Vue de l’exposition avec au premier
plan King and Queen, 1952-53,
bronze, 164 cm. À l’arrière plan, on
devine la galerie de peintures
baroques du musée.
© Françoise Monnin
VALENCIENNES. Trois petites salles. Quarante et une petites sculptures et vingt et un petits dessins. Une micro-exposition pour un très grand sculpteur. Mais une présentation extrêmement juste, intelligente, dont on termine la visite avec le sentiment d’avoir saisi l’essence de l’œuvre du maître britannique ! Comment, d’ailleurs, pourrait-il en aller autrement, dans la mesure où le seul endroit où l’on peut vraiment appréhender la monumentalité de l’univers de Moore, c’est un parc, conçu par l’artiste de son vivant, autour de son atelier, à Much Hadham, près de Londres. Là, des formes gigantesques s’épanouissent sur un gazon toujours vert, tandis que, dans l’atelier, maquettes et sources d’inspiration dialoguent, aujourd’hui encore. Tous ceux qui aiment Moore ne prendront pas le train jusqu’à Much Hadham. Ils iront plus facilement à Valenciennes, où le conservateur Patrick Ramade a conçu un accrochage thématique, autour de trois notions : «tête», «figure» et «idée». Heads, Figures and Ideas : «C’est, dit-il, le titre d’un recueil de lithographies de Moore, que le musée vient d’acheter, sur internet, à un libraire de New York.
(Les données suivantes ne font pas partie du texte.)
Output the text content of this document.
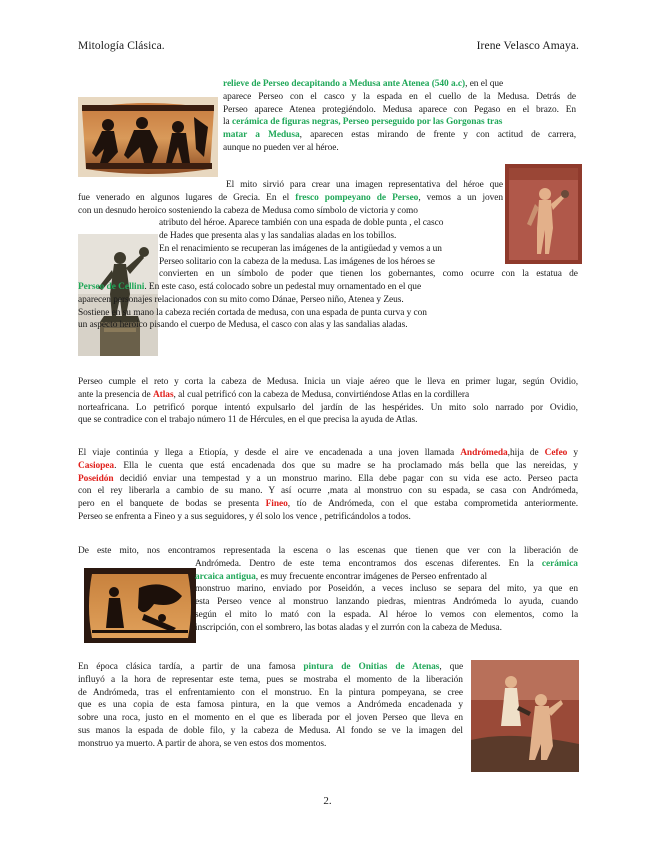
Mitología Clásica.	Irene Velasco Amaya.
relieve de Perseo decapitando a Medusa ante Atenea (540 a.c), en el que
aparece Perseo con el casco y la espada en el cuello de la Medusa. Detrás de
Perseo aparece Atenea protegiéndolo. Medusa aparece con Pegaso en el brazo. En
la cerámica de figuras negras, Perseo perseguido por las Gorgonas tras
matar a Medusa, aparecen estas mirando de frente y con actitud de carrera,
aunque no pueden ver al héroe.
El mito sirvió para crear una imagen representativa del héroe que
fue venerado en algunos lugares de Grecia. En el fresco pompeyano de Perseo, vemos a un joven
con un desnudo heroico sosteniendo la cabeza de Medusa como símbolo de victoria y como
atributo del héroe. Aparece también con una espada de doble punta , el casco
de Hades que presenta alas y las sandalias aladas en los tobillos.
En el renacimiento se recuperan las imágenes de la antigüedad y vemos a un
Perseo solitario con la cabeza de la medusa. Las imágenes de los héroes se
convierten en un símbolo de poder que tienen los gobernantes, como ocurre con la estatua de
Perseo de Cellini. En este caso, está colocado sobre un pedestal muy ornamentado en el que
aparecen personajes relacionados con su mito como Dánae, Perseo niño, Atenea y Zeus.
Sostiene en su mano la cabeza recién cortada de medusa, con una espada de punta curva y con
un aspecto heroico pisando el cuerpo de Medusa, el casco con alas y las sandalias aladas.
Perseo cumple el reto y corta la cabeza de Medusa. Inicia un viaje aéreo que le lleva en primer lugar, según Ovidio,
ante la presencia de Atlas, al cual petrificó con la cabeza de Medusa, convirtiéndose Atlas en la cordillera
norteafricana. Lo petrificó porque intentó expulsarlo del jardín de las hespérides. Un mito solo narrado por Ovidio,
que se contradice con el trabajo número 11 de Hércules, en el que precisa la ayuda de Atlas.
El viaje continúa y llega a Etiopía, y desde el aire ve encadenada a una joven llamada Andrómeda,hija de Cefeo y
Casiopea. Ella le cuenta que está encadenada dos que su madre se ha proclamado más bella que las nereidas, y
Poseidón decidió enviar una tempestad y a un monstruo marino. Ella debe pagar con su vida ese acto. Perseo pacta
con el rey liberarla a cambio de su mano. Y así ocurre ,mata al monstruo con su espada, se casa con Andrómeda,
pero en el banquete de bodas se presenta Fineo, tío de Andrómeda, con el que estaba comprometida anteriormente.
Perseo se enfrenta a Fineo y a sus seguidores, y él solo los vence , petrificándolos a todos.
De este mito, nos encontramos representada la escena o las escenas que tienen que ver con la liberación de
Andrómeda. Dentro de este tema encontramos dos escenas diferentes. En la cerámica
arcaica antigua, es muy frecuente encontrar imágenes de Perseo enfrentado al
monstruo marino, enviado por Poseidón, a veces incluso se separa del mito, ya que en
esta Perseo vence al monstruo lanzando piedras, mientras Andrómeda lo ayuda, cuando
según el mito lo mató con la espada. Al héroe lo vemos con elementos, como la
inscripción, con el sombrero, las botas aladas y el zurrón con la cabeza de Medusa.
En época clásica tardía, a partir de una famosa pintura de Onitias de Atenas, que
influyó a la hora de representar este tema, pues se mostraba el momento de la liberación
de Andrómeda, tras el enfrentamiento con el monstruo. En la pintura pompeyana, se cree
que es una copia de esta famosa pintura, en la que vemos a Andrómeda encadenada y
sobre una roca, justo en el momento en el que es liberada por el joven Perseo que lleva en
sus manos la espada de doble filo, y la cabeza de Medusa. Al fondo se ve la imagen del
monstruo ya muerto. A partir de ahora, se ven estos dos momentos.
2.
Il date de 1958 et a été réalisé à partir de carnets de croquis, destinés à la conception d’un monument pour l’Unesco. Le titre de ce recueil résume les préoccupations de l’artiste, qui a été, soixante ans durant, très productif».


Des lignes pures
Plus ou moins abstraites, toujours panthéistes, les sculptures présentées n’en finissent pas de fasciner. Leurs formes simples, organiques, inspirées par les arts primitifs et surtout par l’observation de la nature - des squelettes et des coquillages notamment -, se développent en dépit de la résistance de certains matériaux : ici, un béton coulé, là, une pierre de stalactite taillée. Les bronzes sont plus massifs. Les dessins, tellement puissants ! Ceux du début des années 1940, surtout, qui ont été réalisés à partir de l’observation des réfugiés dormant, la nuit, dans le métro de Londres pour échapper aux bombardements, ou ceux de mineurs de fonds, dans les boyaux de Castleford. Tous, donnent à l’être couché une signification propre au XXe siècle. Il y est question de fragilité et de résignation, mais sans pitié. Toujours, avec le souci de la grandeur, du monument. En croyant «sculpter l’air», Moore (1898-1986) a capté celui de son temps.